When your team is a double-digit underdog, allowing Saint Joseph's to shoot 63 percent from the field and letting Pat Calathes and Darrin Govens drop 26 apiece isn't exactly a winning prescription.
But then again, La Salle coach John Giannini is the one with a Ph.D.
In what the Explorers' coach called perhaps his biggest win in four years with the program, his team used 16 threes to stay with the Big 5 leaders. A few clutch plays sealed a thrilling 90-89 win.
With the Hawks (16-8, 2-1 Big 5) maintaining a lead for most of the first half, the Explorers (11-13, 2-1) took a 59-57 advantage on an 8-0 run early in the second. The game was neck-and-neck the rest of the way.
As the Hawks clung to a small lead with under five minutes to go, La Salle guard Rodney Green hit just his second field goal of the night on a tough layup to tie it at 81.
Then, after an Ahmad Nivins and-1 tied it up with 1:22 to go, Green threw down a thunderous put-back dunk on the next possession to take an 88-86 advantage.
Down by three, the Hawks had one last chance to tie in the final seconds, but point guard Tasheed Carr - who had only one turnover and seven assists in 30 minutes prior - lost control of the ball and the Explorers held on.
"Maybe the biggest thing that made me want to be the coach at La Salle was these kind of games," Giannini said.
The Hawks were left wondering what happened.
"We weren't sharp in our execution at the very end - we had two of our seven turnovers in that last minute," St. Joe's coach Phil Martelli said.
Even the Explorers still aren't sure how they did it.
"I was just . thinking, 'how did we give up 63 percent from the field and still win?'" Giannini said. "[Still,] nothing worth achieving is ever easy, and we worked our tails off for those 40 minutes out there."
Not a single second in last night's game was dull, and the final one may have been the most bizarre.
With Green at the free-throw line, up by one with one second to go, he missed the first attempt.

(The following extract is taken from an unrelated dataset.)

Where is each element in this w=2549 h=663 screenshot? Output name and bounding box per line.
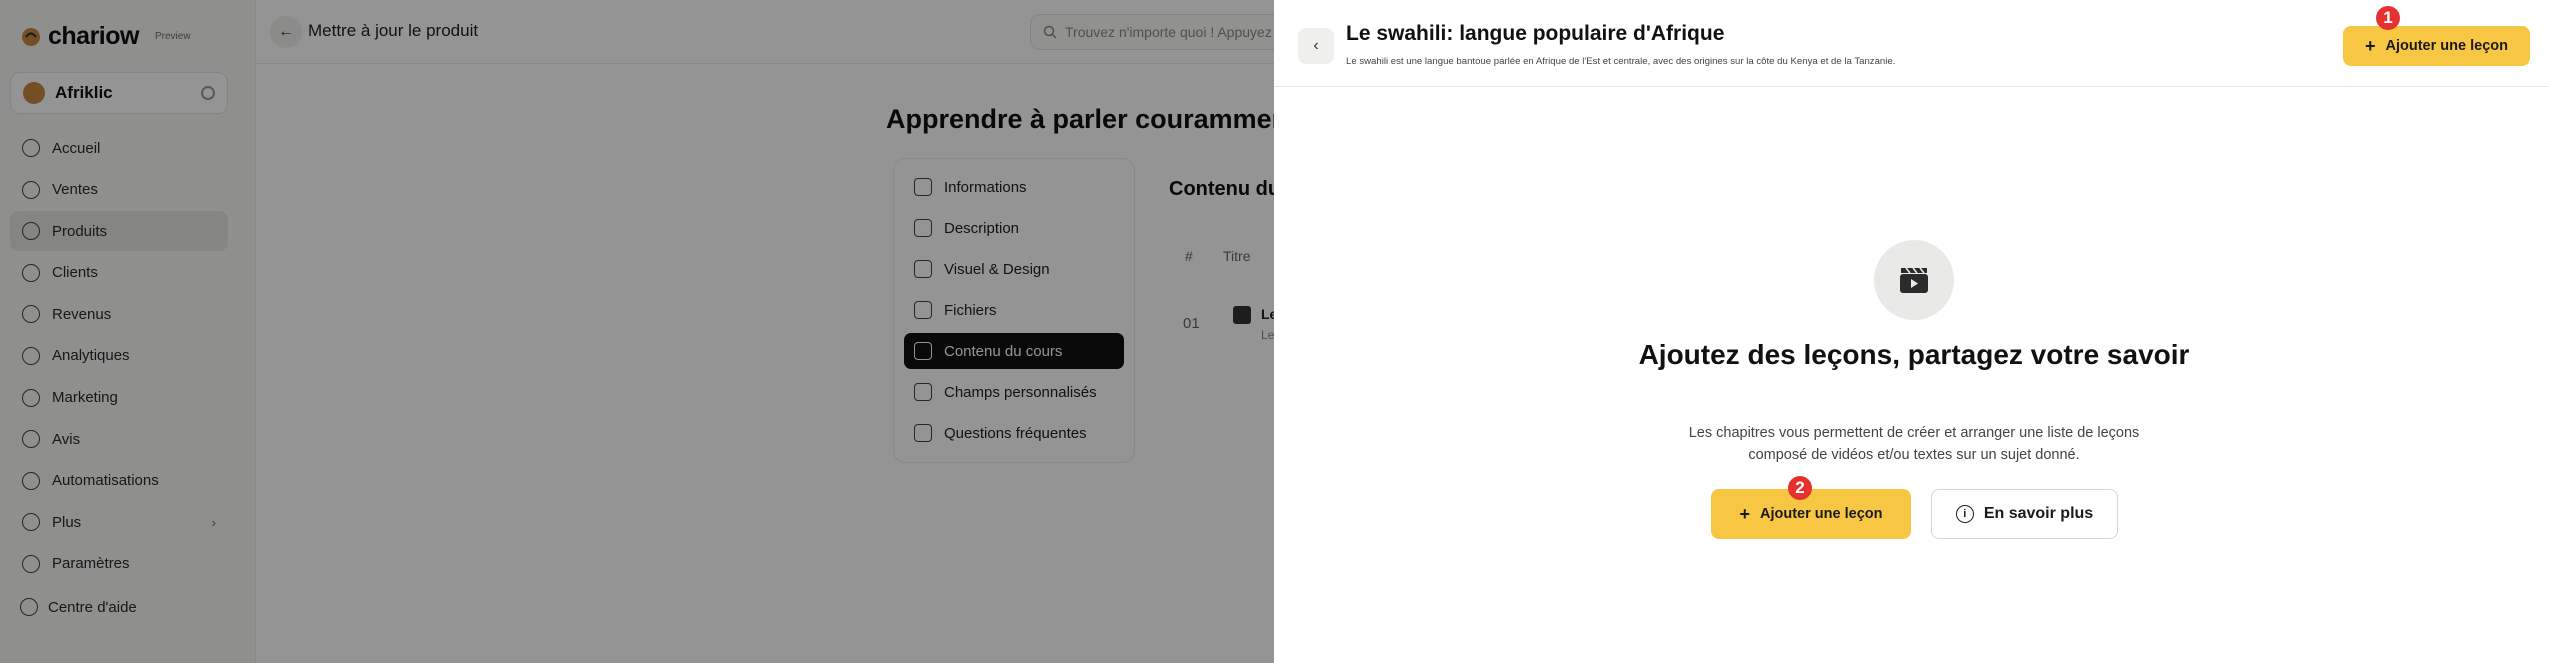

Only needing to intentionally miss and make the Hawks chase a rebound, Green stopped mid-shot when he thought he heard whistle, causing a violation and turning it over.
The long inbounds pass was knocked away from Calathes, and Carr couldn't scoop it up and hit the short jumper in time.
"When I saw the ball [finally] hit the ground, I was pretty happy," Giannini said.
Martelli's team was in second place and within striking distance of Atlantic-10 leader Xavier, but this loss was a major setback - especially for a team fighting for an NCAA Tournament bid.
"We had talked about wanting to win the regular season, and that's probably gone now," Martelli said. "But we certainly want a bye [in the A-10 Tournament], we certainly want a piece of the Big 5, and we want to play in the postseason."
La Salle, on the other hand, jumps to eighth place out of the 14-team A-10 at 5-5. It will likely return to the conference tournament after being one of the two teams to not make it last season.
Right now, the Explorers are only thinking about the big upset they just pulled.
"To start to win is just a wonderful feeling," Giannini said. "It's a win that our kids earned - they earned it in the offseason, they earned it fighting through a lot of rough times, they earned it through fighting a lot of negativity and they earned it through continuing to believe in themselves."